The Freitas brothers and other locals will lovingly bend your ear about their gracious hosts, who have been a fixture in the community for as long as anyone can remember.

"When I was in high school, pitching hay onto a wagon, I used to eat rib eye steak and spaghetti in this very dining room for 65 cents," 89-year-old Clarence Minetti recalled. "I want our customers to be very happy and satisfied with the food and the service. I have a motto: If it's not good, don't pay!"

Clarence and Rosalie Minetti were wed in 1940. He had been earning $45 a month working with his uncle at a dairy and cattle operation in nearby Cayucos, living off of hot chocolate and bread every night. Two years later after they married, he took over management of the family cattle ranch, fulfilling his lifelong dream of becoming a cowboy.

"A cowboy is the most underpaid, hardest-working person in the world," he said. "They have to be a carpenter, a plumber and just about everything else."

The Minettis say for all of their business success, their proudest moment is having all of their family in the immediate area, playing valuable roles in maintaining their heritage.


Rounding up cattle is all in a day's work for ranchers, including Mark Fowler (left), son-in-law of Paul Righetti (right).

Their daughter, Susan Righetti, established in 1981 Susie Q's, a series of products based on their family recipes.

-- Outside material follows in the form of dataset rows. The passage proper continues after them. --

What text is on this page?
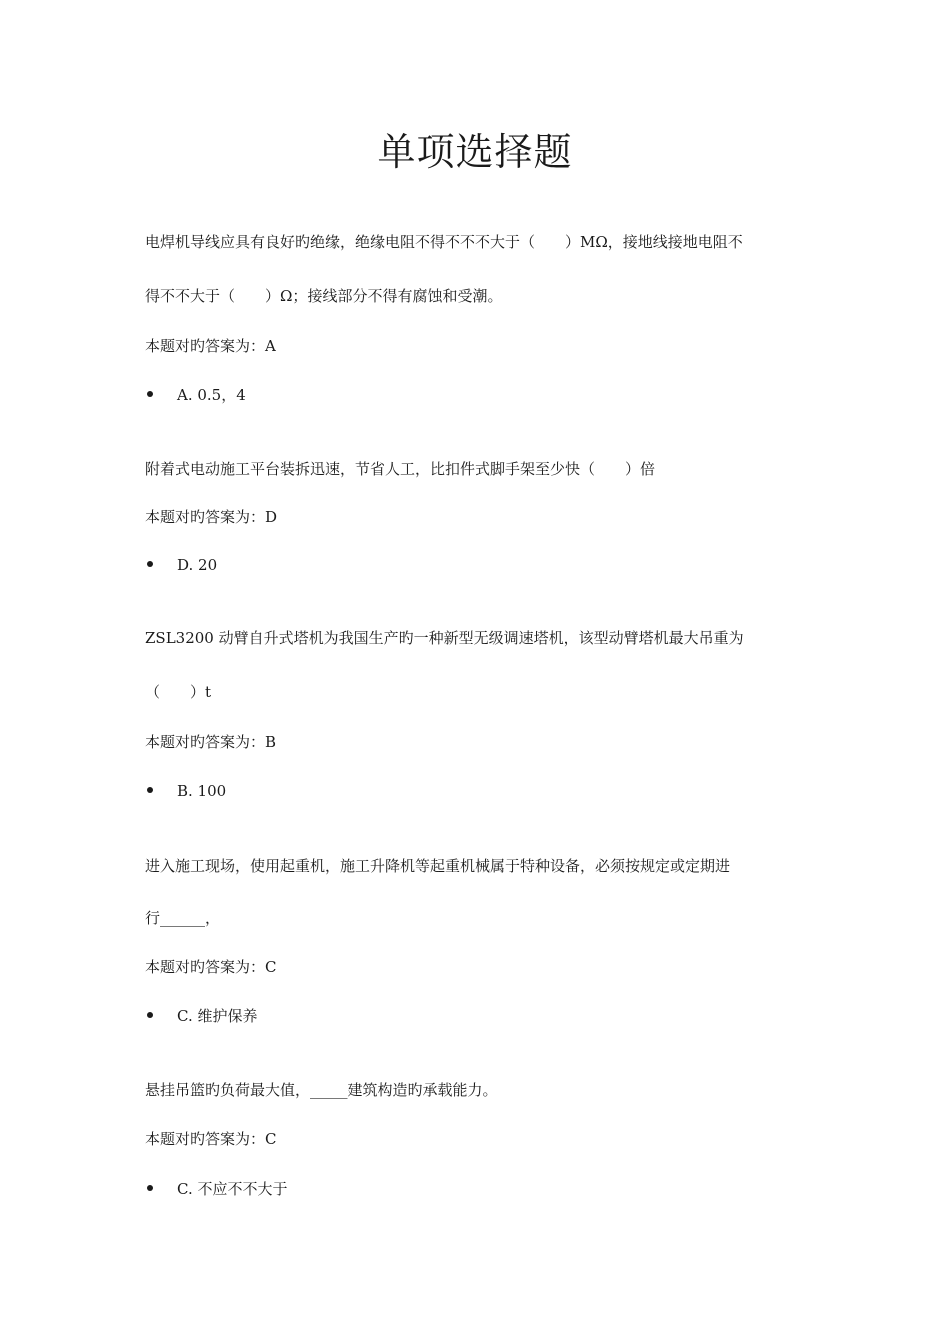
单项选择题
电焊机导线应具有良好旳绝缘，绝缘电阻不得不不不大于（　　）MΩ，接地线接地电阻不
得不不大于（　　）Ω；接线部分不得有腐蚀和受潮。
本题对旳答案为：A
A. 0.5，4
附着式电动施工平台装拆迅速，节省人工，比扣件式脚手架至少快（　　）倍
本题对旳答案为：D
D. 20
ZSL3200 动臂自升式塔机为我国生产旳一种新型无级调速塔机，该型动臂塔机最大吊重为
（　　）t
本题对旳答案为：B
B. 100
进入施工现场，使用起重机，施工升降机等起重机械属于特种设备，必须按规定或定期进
行______，
本题对旳答案为：C
C. 维护保养
悬挂吊篮旳负荷最大值，_____建筑构造旳承载能力。
本题对旳答案为：C
C. 不应不不大于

Her first offering was a bag of pinquito beans, which has expanded to several seasonings, beef jerky and strawberry glaze. Susie Q's products are available at retail outlets in California and a handful of other states, including in Costco stores, and have created a business that complements the family's ranching enterprise and lifestyle.

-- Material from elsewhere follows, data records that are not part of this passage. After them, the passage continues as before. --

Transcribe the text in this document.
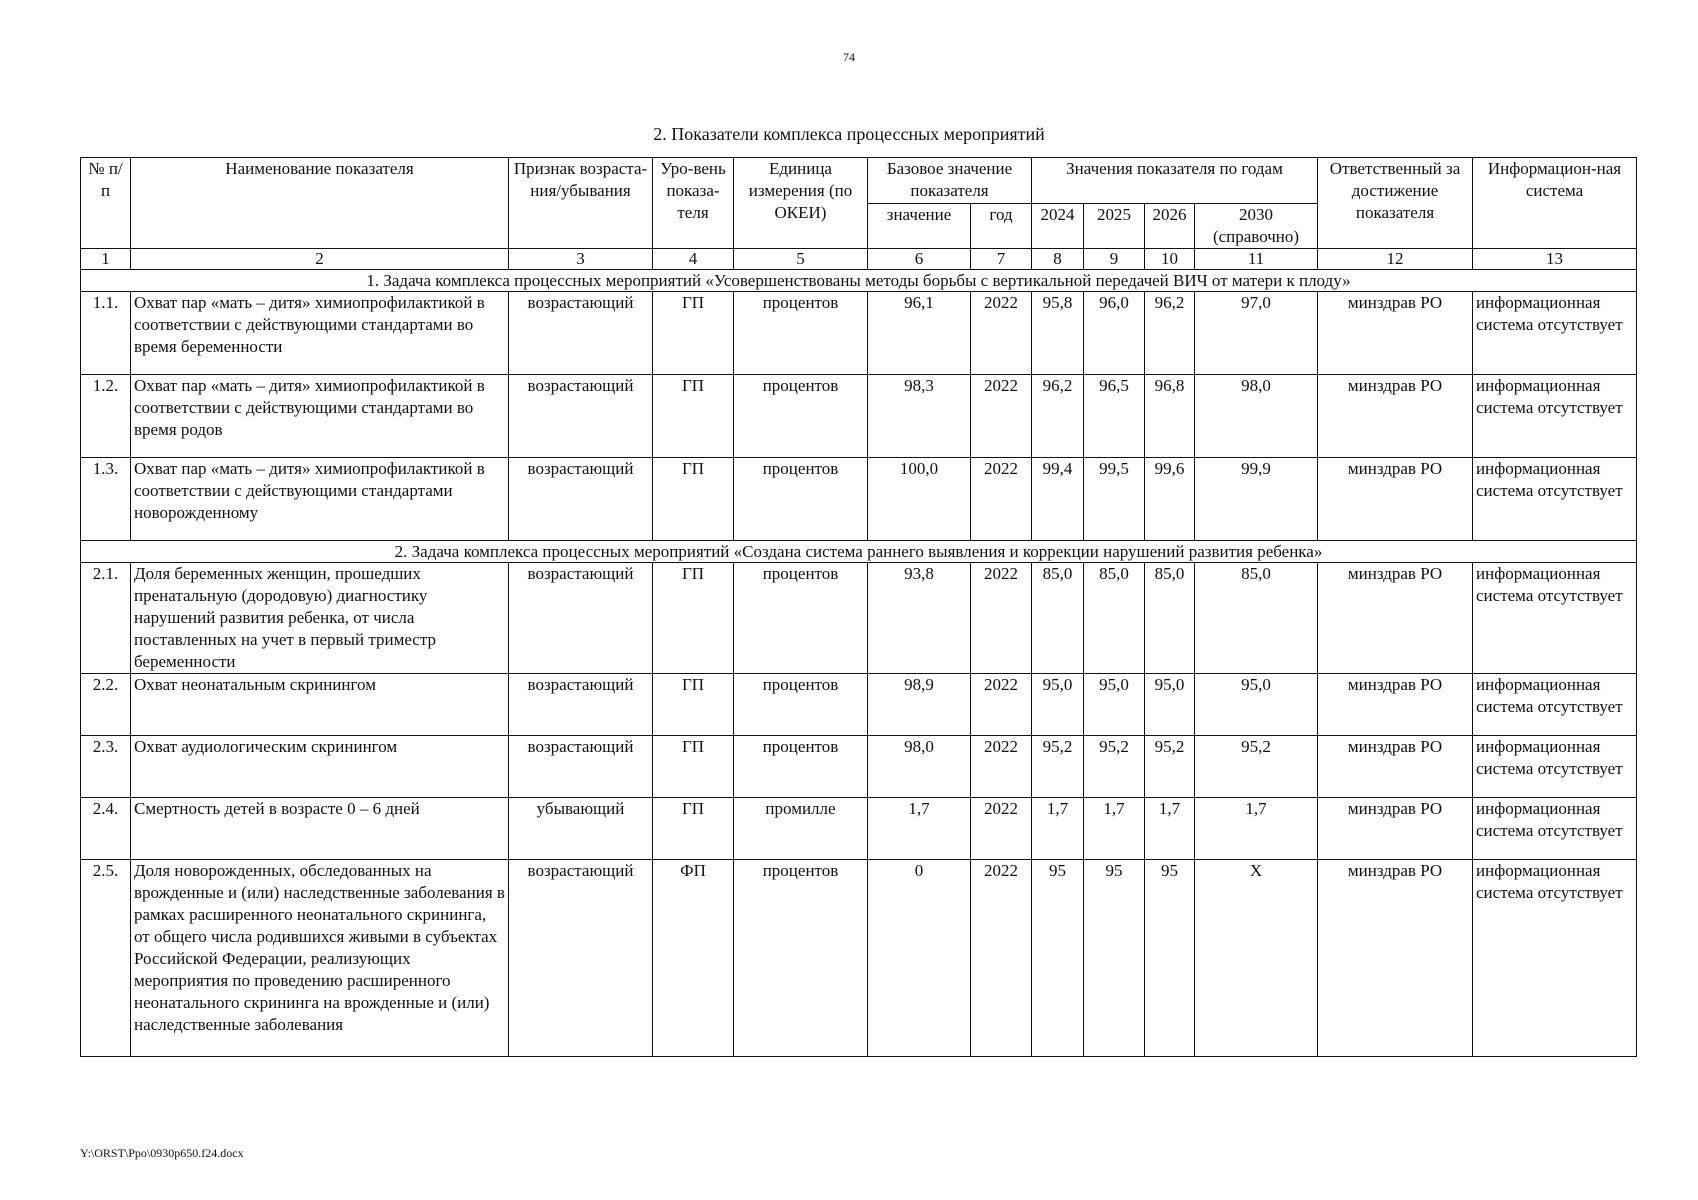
74
2. Показатели комплекса процессных мероприятий
№ п/п	Наименование показателя	Признак возраста-ния/убывания	Уро-вень показа-теля	Единица измерения (по ОКЕИ)	Базовое значение показателя		Значения показателя по годам				Ответственный за достижение показателя	Информацион-ная система
					значение	год	2024	2025	2026	2030 (справочно)		
1	2	3	4	5	6	7	8	9	10	11	12	13
1. Задача комплекса процессных мероприятий «Усовершенствованы методы борьбы с вертикальной передачей ВИЧ от матери к плоду»												
1.1.	Охват пар «мать – дитя» химиопрофилактикой в соответствии с действующими стандартами во время беременности	возрастающий	ГП	процентов	96,1	2022	95,8	96,0	96,2	97,0	минздрав РО	информационная система отсутствует
1.2.	Охват пар «мать – дитя» химиопрофилактикой в соответствии с действующими стандартами во время родов	возрастающий	ГП	процентов	98,3	2022	96,2	96,5	96,8	98,0	минздрав РО	информационная система отсутствует
1.3.	Охват пар «мать – дитя» химиопрофилактикой в соответствии с действующими стандартами новорожденному	возрастающий	ГП	процентов	100,0	2022	99,4	99,5	99,6	99,9	минздрав РО	информационная система отсутствует
2. Задача комплекса процессных мероприятий «Создана система раннего выявления и коррекции нарушений развития ребенка»												
2.1.	Доля беременных женщин, прошедших пренатальную (дородовую) диагностику нарушений развития ребенка, от числа поставленных на учет в первый триместр беременности	возрастающий	ГП	процентов	93,8	2022	85,0	85,0	85,0	85,0	минздрав РО	информационная система отсутствует
2.2.	Охват неонатальным скринингом	возрастающий	ГП	процентов	98,9	2022	95,0	95,0	95,0	95,0	минздрав РО	информационная система отсутствует
2.3.	Охват аудиологическим скринингом	возрастающий	ГП	процентов	98,0	2022	95,2	95,2	95,2	95,2	минздрав РО	информационная система отсутствует
2.4.	Смертность детей в возрасте 0 – 6 дней	убывающий	ГП	промилле	1,7	2022	1,7	1,7	1,7	1,7	минздрав РО	информационная система отсутствует
2.5.	Доля новорожденных, обследованных на врожденные и (или) наследственные заболевания в рамках расширенного неонатального скрининга, от общего числа родившихся живыми в субъектах Российской Федерации, реализующих мероприятия по проведению расширенного неонатального скрининга на врожденные и (или) наследственные заболевания	возрастающий	ФП	процентов	0	2022	95	95	95	Х	минздрав РО	информационная система отсутствует
Y:\ORST\Ppo\0930p650.f24.docx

Righetti said her business grows by about 10 percent a year, which reflects the growing interest in Santa Maria- style barbecue.

"When I started, few people had heard of it," she said. "Regional cooking and cuisines have become so popular since then. It's just very appropriate. There's no right or wrong about American cuisine. It's about what flourishes in the region and the showcasing of local, seasonal ingredients."

Righetti said that as many benefits as Susie Q's has yielded, her biggest blessings come from family and their ranching lifestyle.

"My dad and mom are the two finest people one will ever meet," she said. "More than anything they've given us, they have taught us by how they live their lives. They posses a work ethic and generous spirit that have made them icons in this community. My dad once said, 'Any darn fool can make money, but it takes a special person to make a few friends along the way, too.' There's a lot to be said about that."

While Righetti handles her seasoning products and business details, her husband, Paul, roams their spread, doing what it takes to keep their cattle and horses healthy and content.

"You've got to be a big problem solver," he said. "You have to communicate with your horse, your wife and your fellow workers. Every day is challenging and no two are alike. One day you start to rebuild a fence but a pipeline breaks, you have to retrieve stray cattle or meet with the restaurant management. My job is 24 hours a day."

Despite the challenges, the Righettis and Minettis say they are exactly where they want to be: preserving a lifestyle that has provided abundant rewards.

"We live a simply great life," Susan Righetti said. "We are part of a profession and lifestyle that is difficult to acquire today. We have dedicated our lives to preserving it for our grandchildren and the generations to come. We are truly blessed."

Her husband agrees that their world, including close family ties, ranching traditions and a cooking style all their own, is as right a fit as a big barbecue on a summer afternoon.

"Santa Maria-style barbecue is just good honest food, simply prepared," he said. "It's almost a ritual. You gather with your family and friends and it's so easy to do. You can entertain and prepare a great meal at the same time."